Paris Will Build a Suburban Forest Five Times the Size of Central Park
With more than 400 parks and gardens, Paris is already winning as the greenest capital in Europe, but that’s not enough. Paris wants to go one step further and build an immense, new suburban forest that will be five times bigger than New York’s Central Park. The plan is to plant a new forest at Pierrelaye-Bessancourt, which is located on Paris’ northeastern urban periphery. It will take no less than one million trees, planted across an epic 1350 hectares (5.2 square miles), to become five times the size of New York’s Central Park, but it sure is on the cards.
The transformation of this plain will figure as part of a clean-up act, as the location in question has been used as a dumping ground for Paris’ filth for decades. Since 1896, Paris has sprayed its sewage residue across Pierrelaye-Bessancourt’s fields, and tests in the 1990s showed the soil had become heavily polluted with heavy metals.

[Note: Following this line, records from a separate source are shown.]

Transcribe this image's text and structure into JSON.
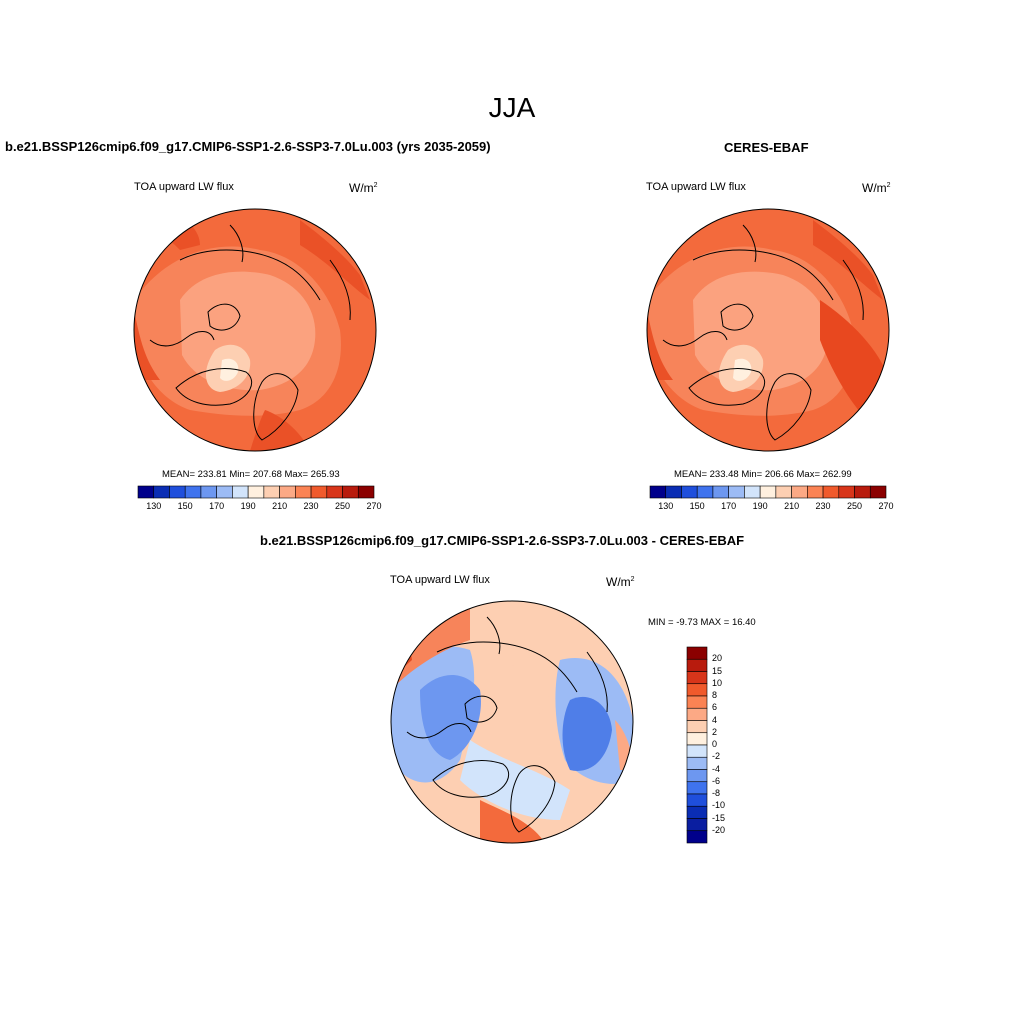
{
  "figure": {
    "season": "JJA"
  },
  "panels": {
    "model": {
      "title": "b.e21.BSSP126cmip6.f09_g17.CMIP6-SSP1-2.6-SSP3-7.0Lu.003 (yrs 2035-2059)",
      "variable": "TOA upward LW flux",
      "units_base": "W/m",
      "units_exp": "2",
      "stats": "MEAN= 233.81  Min= 207.68  Max= 265.93"
    },
    "obs": {
      "title": "CERES-EBAF",
      "variable": "TOA upward LW flux",
      "units_base": "W/m",
      "units_exp": "2",
      "stats": "MEAN= 233.48  Min= 206.66  Max= 262.99"
    },
    "diff": {
      "title": "b.e21.BSSP126cmip6.f09_g17.CMIP6-SSP1-2.6-SSP3-7.0Lu.003 - CERES-EBAF",
      "variable": "TOA upward LW flux",
      "units_base": "W/m",
      "units_exp": "2",
      "minmax": "MIN =  -9.73 MAX =  16.40"
    }
  },
  "abs_colorbar": {
    "colors": [
      "#00008b",
      "#0a2db4",
      "#1f4fdc",
      "#3f73ee",
      "#6d97f0",
      "#9cbbf5",
      "#d2e4fb",
      "#fff0df",
      "#fdcfb2",
      "#fca985",
      "#fb8354",
      "#f05a2c",
      "#d8351a",
      "#b81b0d",
      "#8b0000"
    ],
    "labels": [
      "130",
      "150",
      "170",
      "190",
      "210",
      "230",
      "250",
      "270"
    ]
  },
  "diff_colorbar": {
    "colors": [
      "#8b0000",
      "#b81b0d",
      "#d8351a",
      "#f05a2c",
      "#fb8354",
      "#fca985",
      "#fdcfb2",
      "#fff0df",
      "#d2e4fb",
      "#9cbbf5",
      "#6d97f0",
      "#3f73ee",
      "#1f4fdc",
      "#0a2db4",
      "#0a1ea0",
      "#00008b"
    ],
    "labels": [
      "20",
      "15",
      "10",
      "8",
      "6",
      "4",
      "2",
      "0",
      "-2",
      "-4",
      "-6",
      "-8",
      "-10",
      "-15",
      "-20"
    ]
  }
}
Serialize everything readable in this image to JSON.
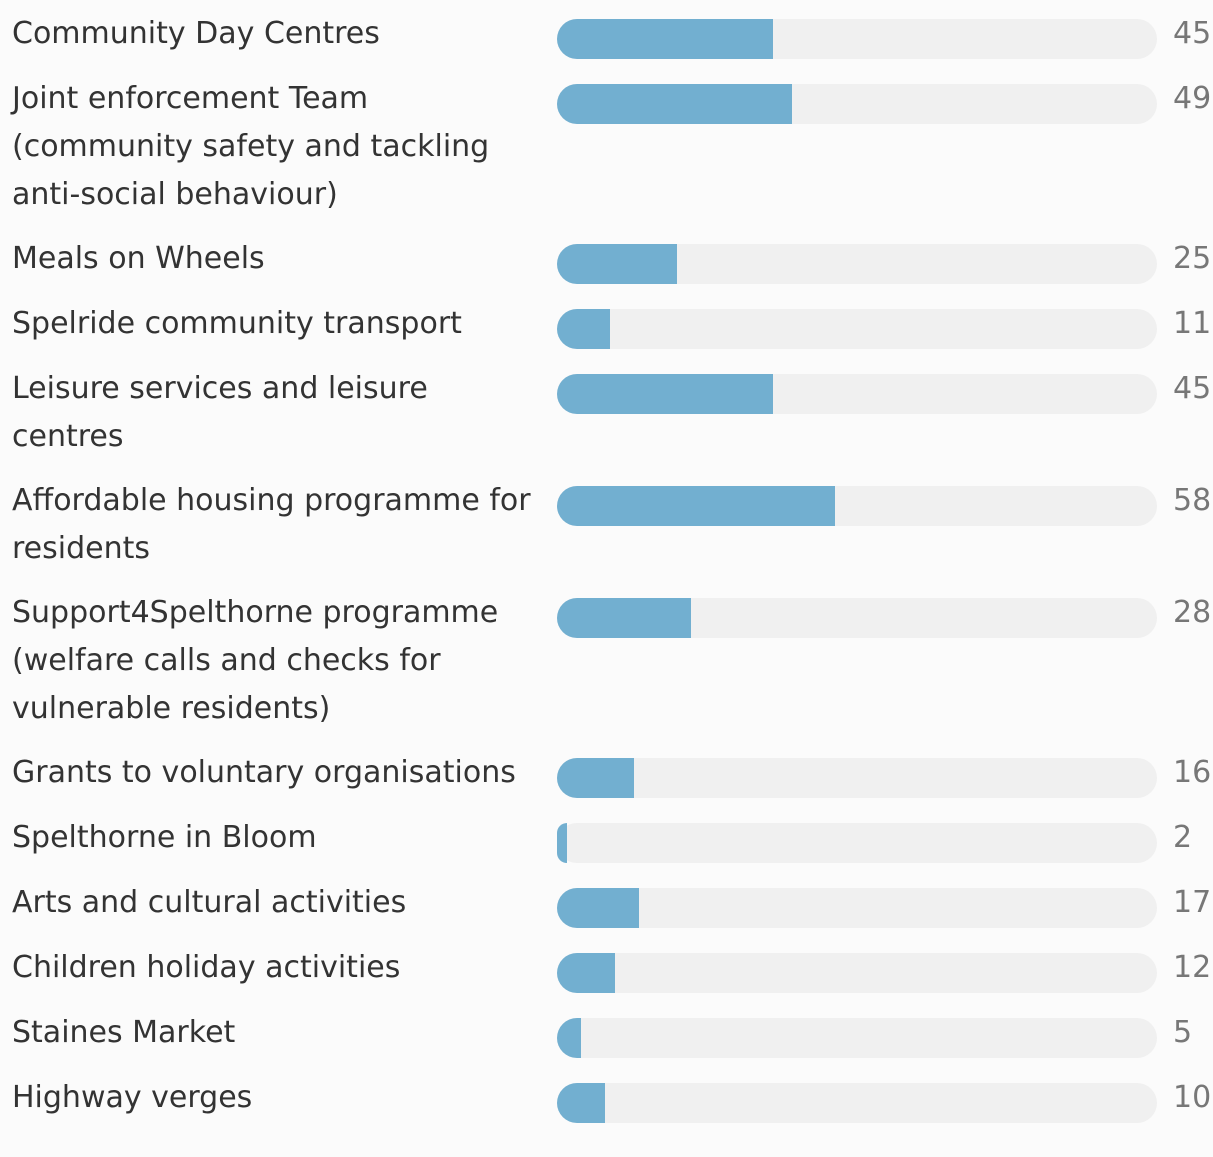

However, the area’s transformation into a forest will bring many benefits, including creating a new wildlife haven, and serving as a noise and pollution screen against the busy highways.
With the pressure of climate change, the city of Paris understands that urban surfaces must be adapted. The idea is that as gardens and trees grow, they help stop climate change by removing carbon dioxide from the air.
These eco-friendly measures will champion as this century’s grandest urban re-greening projec the French capital has ever seen. The plan has actually been in the pipeline for more than 15 years.
Held back by ongoing debates about the best use of the area, the project only started to take shape in 2018, now that a number of political representatives from the department are on board. It will take 30 to 50 years for the forest to reach maturity.